La journée a été marquée par une affluence relative devant les bureaux de vote. Ce qui peut être expliqué, d’après le président de la Commission électorale nationale indépendante, par le fait que les électeurs soient d’abord allés à l’église pour venir ensuite accomplir leur devoir civique. Pour une candidate de l’Union pour la République, Mireille Dossou, il n’y a nullement péril en la demeure : « Cela fait plusieurs années qu’il n’y a pas eu d’élections communales. D’habitude les gens s’accumulent même quand ils ont fini de voter. Aujourd’hui, on progresse dans la façon d’appréhender ces différents évènements. Les gens viennent, votent, partent. Donc il est normal qu’on ne trouve pas d’affluence », a-t-elle affirmé.            

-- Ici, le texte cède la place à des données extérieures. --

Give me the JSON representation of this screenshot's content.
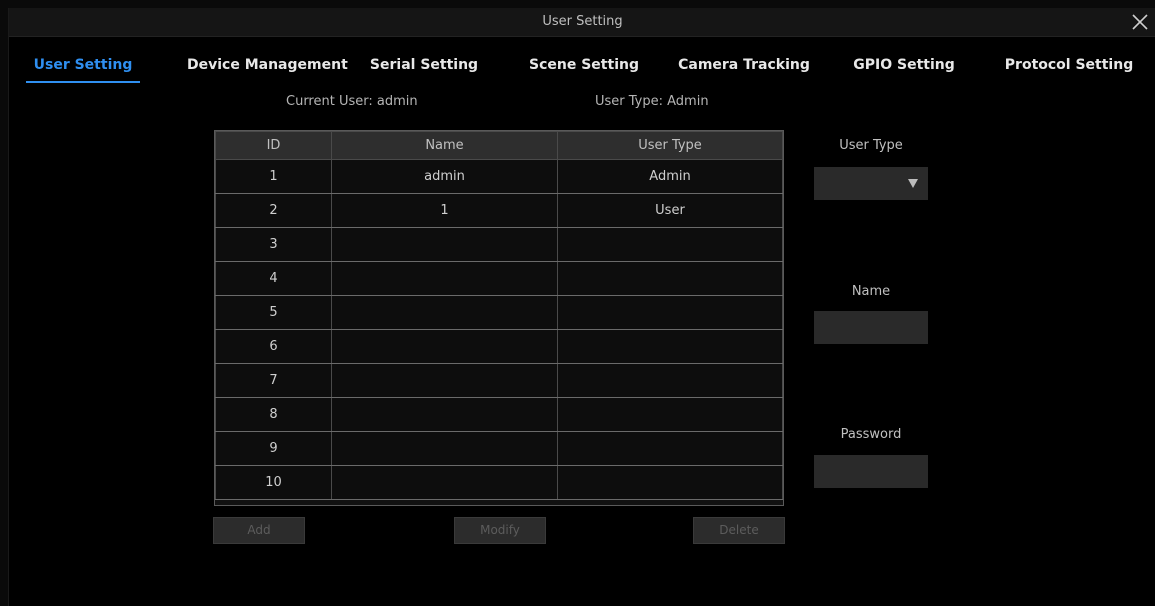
{
  "window": {
    "title": "User Setting"
  },
  "tabs": [
    {
      "label": "User Setting",
      "active": true
    },
    {
      "label": "Device Management"
    },
    {
      "label": "Serial Setting"
    },
    {
      "label": "Scene Setting"
    },
    {
      "label": "Camera Tracking"
    },
    {
      "label": "GPIO Setting"
    },
    {
      "label": "Protocol Setting"
    }
  ],
  "info": {
    "current_user": "Current User:  admin",
    "user_type": "User Type:  Admin"
  },
  "table": {
    "headers": [
      "ID",
      "Name",
      "User Type"
    ],
    "rows": [
      [
        "1",
        "admin",
        "Admin"
      ],
      [
        "2",
        "1",
        "User"
      ],
      [
        "3",
        "",
        ""
      ],
      [
        "4",
        "",
        ""
      ],
      [
        "5",
        "",
        ""
      ],
      [
        "6",
        "",
        ""
      ],
      [
        "7",
        "",
        ""
      ],
      [
        "8",
        "",
        ""
      ],
      [
        "9",
        "",
        ""
      ],
      [
        "10",
        "",
        ""
      ]
    ]
  },
  "side": {
    "user_type_label": "User Type",
    "user_type_value": "",
    "name_label": "Name",
    "name_value": "",
    "password_label": "Password",
    "password_value": ""
  },
  "buttons": {
    "add": "Add",
    "modify": "Modify",
    "delete": "Delete"
  },
  "colors": {
    "accent": "#2f8ff0",
    "background": "#000000",
    "header_bg": "#2e2e2e",
    "field_bg": "#2a2a2a"
  },
  "icons": {
    "close": "close-icon",
    "dropdown": "caret-down-icon"
  }
}
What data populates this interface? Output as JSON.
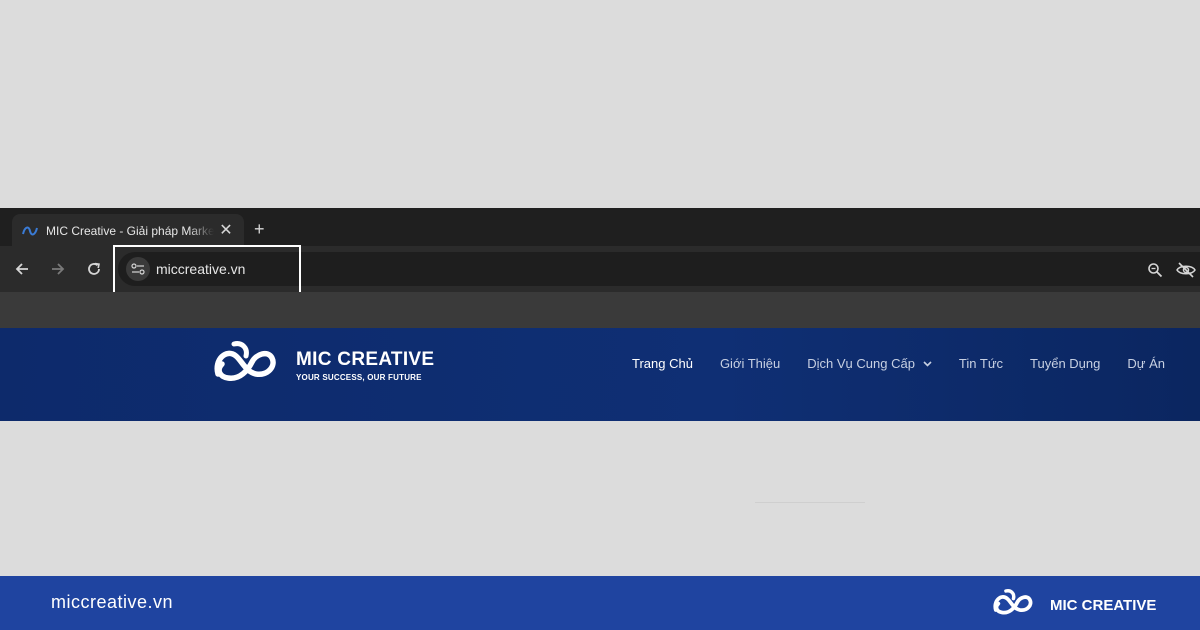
{
  "browser": {
    "tab": {
      "title": "MIC Creative - Giải pháp Marketing",
      "close_label": "✕"
    },
    "new_tab_label": "+",
    "address_bar": {
      "url": "miccreative.vn"
    }
  },
  "site": {
    "logo": {
      "name": "MIC CREATIVE",
      "tagline": "YOUR SUCCESS, OUR FUTURE"
    },
    "nav": {
      "items": [
        {
          "label": "Trang Chủ"
        },
        {
          "label": "Giới Thiệu"
        },
        {
          "label": "Dịch Vụ Cung Cấp"
        },
        {
          "label": "Tin Tức"
        },
        {
          "label": "Tuyển Dụng"
        },
        {
          "label": "Dự Án"
        }
      ]
    }
  },
  "footer": {
    "url": "miccreative.vn",
    "logo_name": "MIC CREATIVE"
  },
  "colors": {
    "chrome_dark": "#1f1f1f",
    "site_header": "#0f2f74",
    "footer_banner": "#1f44a0",
    "highlight": "#ffffff"
  }
}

Dans un communiqué, le président de la CENI, Tchambabou Ayassor «se félicite de l’engouement de la population et de la mobilisation de toutes les parties prenantes pour ces élections des conseillers municipaux dont le taux de participation provisoire est estimé à 50,5% ». Il remercie les responsables de partis politiques, les candidats, les électeurs et tous les acteurs pour « leur maturité politique et leurs diverses contributions pour le succès de ce scrutin » qui s’est déroulé «dans le calme, la sérénité et la paix». Le scrutin, a-t-il relevé, « s’est bien déroulé dans l’ensemble, hormis quelques soucis techniques relevés dans certains centres de vote ». M. Tchambakou Ayassor a rassuré que « des mesures seront prises avec le concours du gouvernement, pour corriger ces insuffisances ».
           

Contrairement aux législatives du 20 décembre 20218 qui ont été boycottées par l’ex coalition des 14 partis de l’opposition (C-14), les municipales du dimanche dernier ont connu une participation record des partis de l’opposition, à l’exception du Parti National Panafricain, dont le leader Tikpi Atchadam vit en exil et exige la libération des militants de son parti, dont trois responsables, écroués depuis mi-avril suite à des manifestations non autorisées contre le pouvoir le 13 avril.
           

Réagissant au scrutin du dimanche dernier, L’Alliance Nationale pour le Changement (ANC), de l’ex-Chef de File de l’opposition, Jean-Pierre Fabre, a regretté un «cafouillage et l’impréparation» des élections, ce qui aurait amené deux bureaux de vote à annoncer un report du scrutin.
           

Quant au porte-parole de ce parti dont la liste de candidature a été invalidée, Eric Dupuy, il a fustigé ‘un «bourrage d’urnes à Baguida-Centre, avant le début du vote», tout en précisant qu’avec « la détermination des populations, les bulletins ont finalement été brûlés».
           

Des organisations de la société civile telles que -l’Association des chrétiens pour l’abolition de la torture (ACAT), la Concertation de la société civile au Togo (CNSC-Togo) et la Commission épiscopale nationale justice et paix (CEJP)- compte tenu de leur coloration politique avérée et certains critères d’appréciations, n’ont pu observer le scrutin, faute d’accréditations.
           

Dans une fébrilité non feinte, les Togolais attendent les résultats pour connaitre de la nouvelle configuration devant consacrer la mise en œuvre de la politique de décentralisation au Togo.